Thursday, 19 May 2016

Non Performing Assets (NPA) Definition, Types and Important Points

Dear mm expert readers. 
Today we are presenting Banking awareness free study notes for our readers. One of the most important question asked in bank interview is "Why NPA is so high in PSU banks?"
If you are going to appear for even bank PO interview then you should learn this concept.

You know that the various items that appear in the balance sheet of a bank. In this article you must learn basics highlights the meaning of NPAs, the prudential norms on Income Recognition and Asset Classification and Provisioning. NPA is defined as a loan asset, which has ceased to generate any income for a bank whether in the form of interest or principal repayment. 

Definition of Non Performing Assets (NPA): 

The assets of the banks which don’t perform (that is – don’t bring any return) are called Non Performing Assets ( NPA) or bad loans. Bank’s assets are the loans and advances given to customers. If customers don’t pay either interest or part of principal or both, the loan turns into bad loan.

According to RBI, terms loans on which interest or installment of principal remain overdue for a period of more than 90 days from the end of a particular quarter is called a Non-performing Assets (NPA). 
However, in terms of Agriculture / Farm Loans; the NPA is defined as under:
For short duration crop agriculture loans such as paddy, Jowar, Bajra etc. if the loan (installment / interest) is not paid for 2 crop seasons , it would be termed as a NPA.

For Long Duration Crops, the above would be 1 Crop season from the due date.

NPA definition II :

This is another II definition foryour clera understand. NPA stands for Non-Performing Assets. Loans given by Banks are its assets. Banks have the right to receive the amount back from the loan taker – right? – thus, ‘Loans and Advances’ given by banks are their assets.

When such asset does not perform it becomes an NPA. Simple enough?!

Important Points you must know about NPA:

  1. The first master circular on NPA came in the year 1993, and subsequent amendments were made to it. 
  2. An asset, including a leased asset, becomes non performing when it ceases to generate income for the bank.
  3. A meeting with all the bankers highlighted that all banks mandatory follow the NPA norms on Asset classification and provisioning and they constantly make amendments in their working and accounting procedures in the line of RBI guidelines which keeps on changing from time to time. Almost every banks have an NPA and recovery cell to monitor the NPA accounts and prevent slippages.
  4. An asset, including a leased asset, becomes non performing when it ceases to generate income for the bank.


1. Gross NPA
2. Net NPA 

Gross NPA:

Gross NPAs are the sum total of all loan assets that are classified as NPAs as per RBI guidelines as on Balance Sheet date. Gross NPA reflects the real NPAS and the quality of the loans made by banks. It consists of all the nonstandard assets like as sub-standard, doubtful, and loss assets.

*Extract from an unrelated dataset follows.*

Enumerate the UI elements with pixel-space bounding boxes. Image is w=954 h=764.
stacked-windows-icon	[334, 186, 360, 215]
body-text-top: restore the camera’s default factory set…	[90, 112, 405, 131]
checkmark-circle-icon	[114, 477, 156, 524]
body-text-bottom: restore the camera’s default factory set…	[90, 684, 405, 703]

It can be calculated with the help of following ratio:
Gross NPAs Ratio = Gross NPAs /Gross Advances

Net NPA:

Net NPAs are those type of NPAs in which the bank has deducted the provision regarding NPAs. Net NPA is obtained by reducing the provisions from Gross NPAs and shows the actual burden of banks. Since in India, bank balance sheets contain a huge amount of NPAs  and the process of recovery and write off of loans is very time consuming, the provisions the banks have to make against the NPAs according to the central bank guidelines, are quite significant. That is why the difference between gross and net NPA is quite high. It can be calculated by following:
Net NPAs = Gross NPAs – Provisions on Gross Advances

Example of NPA 

We suppose that a party was disbursed a loan on January 1, 2010. Its due date is June 1, 2010. But the party does not make a payment. So It will be an Standard Asset from January 1, 2010 till June 1, 2010 (Due Date).

  • It will be a Special Mention Account From June 2, 2010 till August 29, 2010 (90 days) 
  • It will be Sub-standard from August 30, 2010 till August 29, 2011 
  • It will be doubtful from August 30, 2011 till August 29, 2012 
  • It may remain doubtful Asset for a period of 3 years, beginning from 12 months of being an NPA, but once the auditors identify it as a loss, it will be assigned a loss asset; however, the period may be anything above 3 years.